Anyway, getting into it.
I can see the value of learning code to find errors, but with W3C validation service and applications like Dreamweaver that validate code, this has become less of an issue. The tutors tell me there's a reason for learning this, so I'll have to believe them for now. The whole process is such a drag learning code that won't even do the job. The control I have placing text on a web page is just about nonexistent when you compare the amount of control I have in page preparations for print. I can control the juxtaposition of text to graphic to within 0.01 mm, but with html it's raw, it's either left, center or right and it drives me crazy (It's like trying to remover a splinter from a finger with a circular saw).
I can knock up a design for print and barely think about the process of assembling the parts onto a page, this leaves me free to concentrate on the design, not the process. I can work in Adobe InDesign, Photoshop and Illustrator without ever going into the code (with the exception of using GREP expressions—a search tool within InDesign) and yet, to built ever a simple web page you must have a sound understanding of HTML. And then there's the problem of browser compatibility. It completely baffles me why in the early days of the web, developers such as Microsoft and Netscape would implement different code structure that renders pages differently on screen. This will force me to write code that circumnavigates quirks in browsers—designes can't be just designers, they have to be engineers too.
I give thanks the the great work at W3C and Web Standards for standardising code at will one day make my life easier. (If I could only shoot Microsoft Word.)
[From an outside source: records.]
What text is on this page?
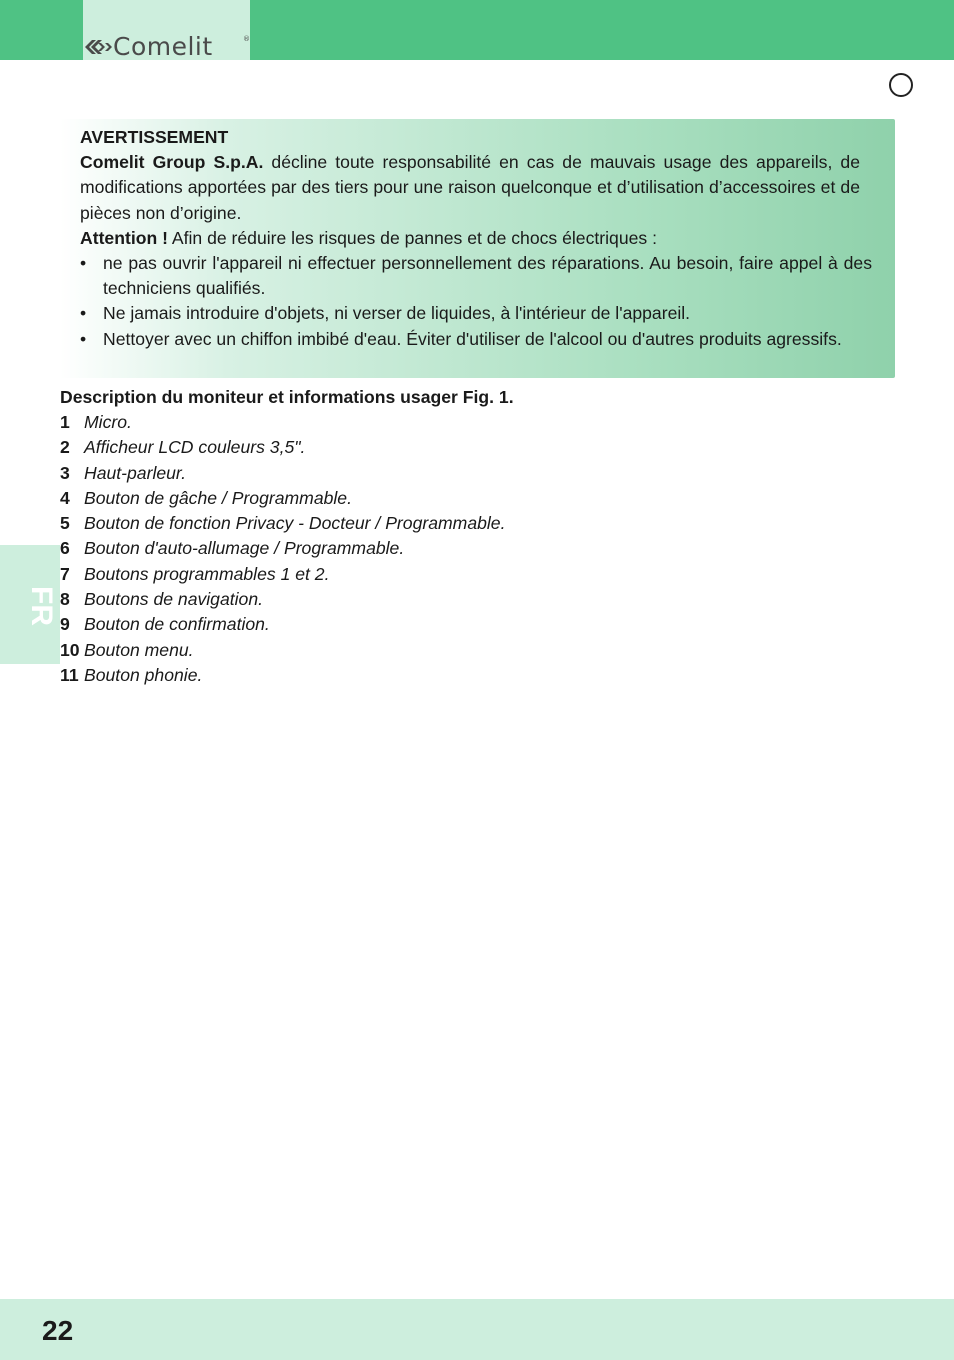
Comelit	®

AVERTISSEMENT

Comelit Group S.p.A. décline toute responsabilité en cas de mauvais usage des appareils, de modifications apportées par des tiers pour une raison quelconque et d’utilisation d’accessoires et de pièces non d’origine.

Attention ! Afin de réduire les risques de pannes et de chocs électriques :

• ne pas ouvrir l'appareil ni effectuer personnellement des réparations. Au besoin, faire appel à des techniciens qualifiés.
• Ne jamais introduire d'objets, ni verser de liquides, à l'intérieur de l'appareil.
• Nettoyer avec un chiffon imbibé d'eau. Éviter d'utiliser de l'alcool ou d'autres produits agressifs.

Description du moniteur et informations usager Fig. 1.

1 Micro.
2 Afficheur LCD couleurs 3,5".
3 Haut-parleur.
4 Bouton de gâche / Programmable.
5 Bouton de fonction Privacy - Docteur / Programmable.
6 Bouton d'auto-allumage / Programmable.
7 Boutons programmables 1 et 2.
8 Boutons de navigation.
9 Bouton de confirmation.
10 Bouton menu.
11 Bouton phonie.
FR
22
Thank god for WYSWIG. Now I know the tutors said to write this code in a text editor application and so I did, but I can't see why I would normally do this when there are those wonderful people a Adobe, developing applications like Dreanweaver to make life simplier. Isn't the reason inventors invent to make life easier?

Now I can give you a direct comparison between developing a blog page to a web page—or at least some idea of the differences. See next entry

1 comment:

  1. I guess the worry with Dreamweaver is that if you don't understand the code, you can't fix anything when your page is inevitably not WYSIWYG. I did a Dreamweaver course this week, and a lot of it was basic HTML expressly so that we could troubleshoot issues.